Bob Tisdale heeft wat kritisch noten gekraakt over het Rahmstorf artikel. Een ervan is dat Rahmstorf et al in hun publicatie behalve ENSO, zon en vulkanen nog een vierde ‘’externe” variabele mee laten doen in hun regressieanalyse, namelijk de lineaire temperatuurtrend. Afgezien van inhoudelijke bezwaren of de lineaire trend wel een externe variabele is, laat Tisdale zien wat het effect van die vierde factor is. De eerste grafiek is met , de tweede zonder de lineaire trend.

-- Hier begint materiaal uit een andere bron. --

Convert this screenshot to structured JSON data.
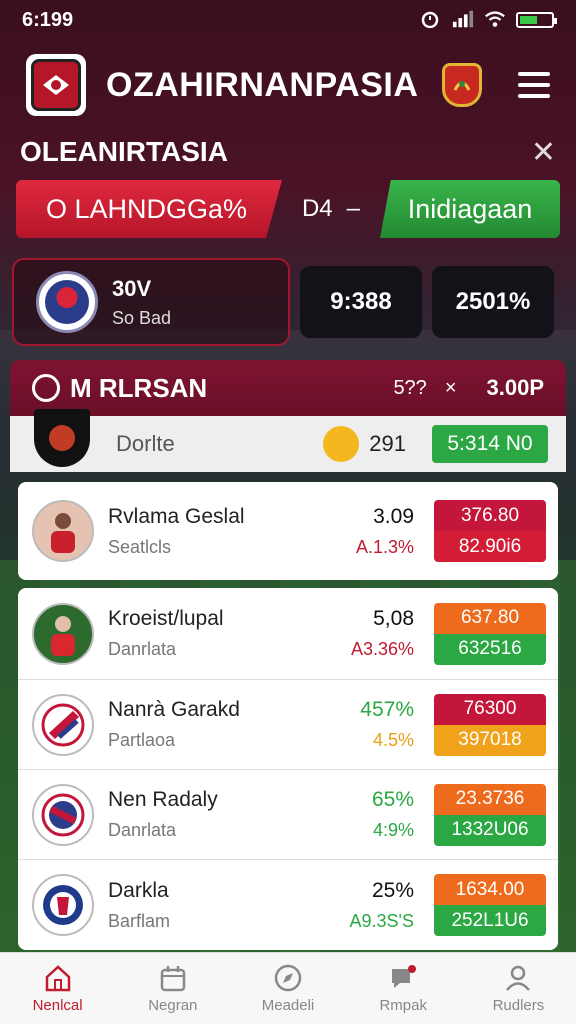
{
  "status": {
    "time": "6:199"
  },
  "header": {
    "title": "OZAHIRNANPASIA"
  },
  "sub": {
    "title": "OLEANIRTASIA"
  },
  "banner": {
    "left": "O LAHNDGGa%",
    "mid": "D4",
    "dash": "–",
    "right": "Inidiagaan"
  },
  "stats": {
    "team_big": "30V",
    "team_small": "So Bad",
    "box1": "9:388",
    "box2": "2501%"
  },
  "league": {
    "title": "M RLRSAN",
    "count": "5??",
    "close": "×",
    "total": "3.00P"
  },
  "featured": {
    "name": "Dorlte",
    "value": "291",
    "button": "5:314 N0"
  },
  "players": [
    {
      "name": "Rvlama Geslal",
      "team": "Seatlcls",
      "n1": "3.09",
      "n2": "A.1.3%",
      "n2_color": "#c01b2f",
      "odds_top": "376.80",
      "odds_bot": "82.90i6",
      "c_top": "#c4163b",
      "c_bot": "#d21d35"
    },
    {
      "name": "Kroeist/lupal",
      "team": "Danrlata",
      "n1": "5,08",
      "n2": "A3.36%",
      "n2_color": "#c01b2f",
      "odds_top": "637.80",
      "odds_bot": "632516",
      "c_top": "#ee6a1d",
      "c_bot": "#2ba843"
    },
    {
      "name": "Nanrà Garakd",
      "team": "Partlaoa",
      "n1": "457%",
      "n2": "4.5%",
      "n1_color": "#2ba843",
      "n2_color": "#e6a017",
      "odds_top": "76300",
      "odds_bot": "397018",
      "c_top": "#c4163b",
      "c_bot": "#f0a21a"
    },
    {
      "name": "Nen Radaly",
      "team": "Danrlata",
      "n1": "65%",
      "n2": "4:9%",
      "n1_color": "#2ba843",
      "n2_color": "#2ba843",
      "odds_top": "23.3736",
      "odds_bot": "1332U06",
      "c_top": "#ee6a1d",
      "c_bot": "#2ba843"
    },
    {
      "name": "Darkla",
      "team": "Barflam",
      "n1": "25%",
      "n2": "A9.3S'S",
      "n2_color": "#2ba843",
      "odds_top": "1634.00",
      "odds_bot": "252L1U6",
      "c_top": "#ee6a1d",
      "c_bot": "#2ba843"
    }
  ],
  "nav": [
    {
      "label": "Nenlcal",
      "icon": "home-icon"
    },
    {
      "label": "Negran",
      "icon": "calendar-icon"
    },
    {
      "label": "Meadeli",
      "icon": "compass-icon"
    },
    {
      "label": "Rmpak",
      "icon": "chat-icon"
    },
    {
      "label": "Rudlers",
      "icon": "profile-icon"
    }
  ]
}
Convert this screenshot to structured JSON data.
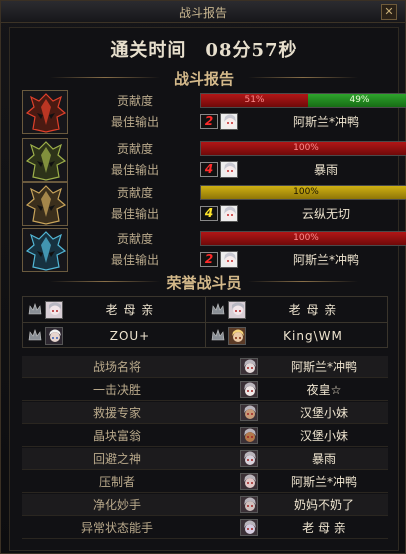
{
  "window": {
    "title": "战斗报告"
  },
  "summary": {
    "clear_time": "通关时间　08分57秒"
  },
  "report": {
    "heading": "战斗报告",
    "rows": [
      {
        "boss_icon": "red-spiked-helmet-icon",
        "contribution_label": "贡献度",
        "best_output_label": "最佳输出",
        "bar": [
          {
            "text": "51%",
            "value": 51,
            "color": "#b21616"
          },
          {
            "text": "49%",
            "value": 49,
            "color": "#2ea42c"
          }
        ],
        "rank": "2",
        "rank_color": "#ff2a2a",
        "player": "阿斯兰*冲鸭"
      },
      {
        "boss_icon": "green-spiked-helmet-icon",
        "contribution_label": "贡献度",
        "best_output_label": "最佳输出",
        "bar": [
          {
            "text": "100%",
            "value": 100,
            "color": "#b21616"
          }
        ],
        "rank": "4",
        "rank_color": "#ff2a2a",
        "player": "暴雨"
      },
      {
        "boss_icon": "gold-spiked-helmet-icon",
        "contribution_label": "贡献度",
        "best_output_label": "最佳输出",
        "bar": [
          {
            "text": "100%",
            "value": 100,
            "color": "#cfb113"
          }
        ],
        "rank": "4",
        "rank_color": "#ffe52a",
        "player": "云纵无切"
      },
      {
        "boss_icon": "blue-spiked-helmet-icon",
        "contribution_label": "贡献度",
        "best_output_label": "最佳输出",
        "bar": [
          {
            "text": "100%",
            "value": 100,
            "color": "#b21616"
          }
        ],
        "rank": "2",
        "rank_color": "#ff2a2a",
        "player": "阿斯兰*冲鸭"
      }
    ]
  },
  "honor": {
    "heading": "荣誉战斗员",
    "members": [
      {
        "name": "老 母 亲",
        "crown_icon": "crown-icon"
      },
      {
        "name": "老 母 亲",
        "crown_icon": "crown-icon"
      },
      {
        "name": "ZOU+",
        "crown_icon": "crown-icon"
      },
      {
        "name": "King\\WM",
        "crown_icon": "crown-icon"
      }
    ]
  },
  "awards": [
    {
      "title": "战场名将",
      "player": "阿斯兰*冲鸭"
    },
    {
      "title": "一击决胜",
      "player": "夜皇☆"
    },
    {
      "title": "救援专家",
      "player": "汉堡小妹"
    },
    {
      "title": "晶块富翁",
      "player": "汉堡小妹"
    },
    {
      "title": "回避之神",
      "player": "暴雨"
    },
    {
      "title": "压制者",
      "player": "阿斯兰*冲鸭"
    },
    {
      "title": "净化妙手",
      "player": "奶妈不奶了"
    },
    {
      "title": "异常状态能手",
      "player": "老 母 亲"
    }
  ]
}
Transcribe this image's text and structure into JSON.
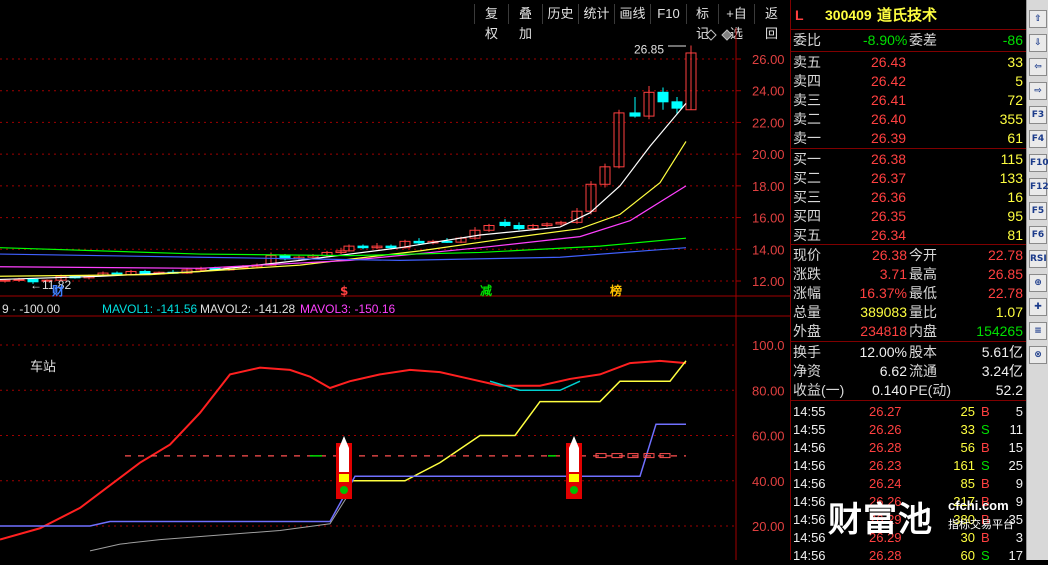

Dat komt omdat het mee laten wegen van de lineaire trend in de analyse grote effecten heeft op de schaal waarop de andere factoren van invloed zijn op de temperatuur, maar ook en in het bijzonder omdat daardoor invloed van de zonne-instraling omgekeerd wordt. Zie de grafieken hieronder:
Het tweede bezwaar is dat Rahmstorf et al de ENSO data gebruiken als externe factor en te weinig rekening houden met de zeer complexe invloed van ENSO op de oppervlaktetemperatuur. Daarover is al vaker gepubliceerd. De auteur van het artikel in ScepticalScience stelt: “ Although the rate of warming of surface air and lower troposphere temperatures appear to have slowed over the past few years, the same could be said at any virtually any point in time by cherrypicking short-term noise and ignoring the long-term trend ”. Het lijkt me dat het artikel zelf een aardig bewijs levert van cherrypicking en en veronachtzamen van langetermijntrends.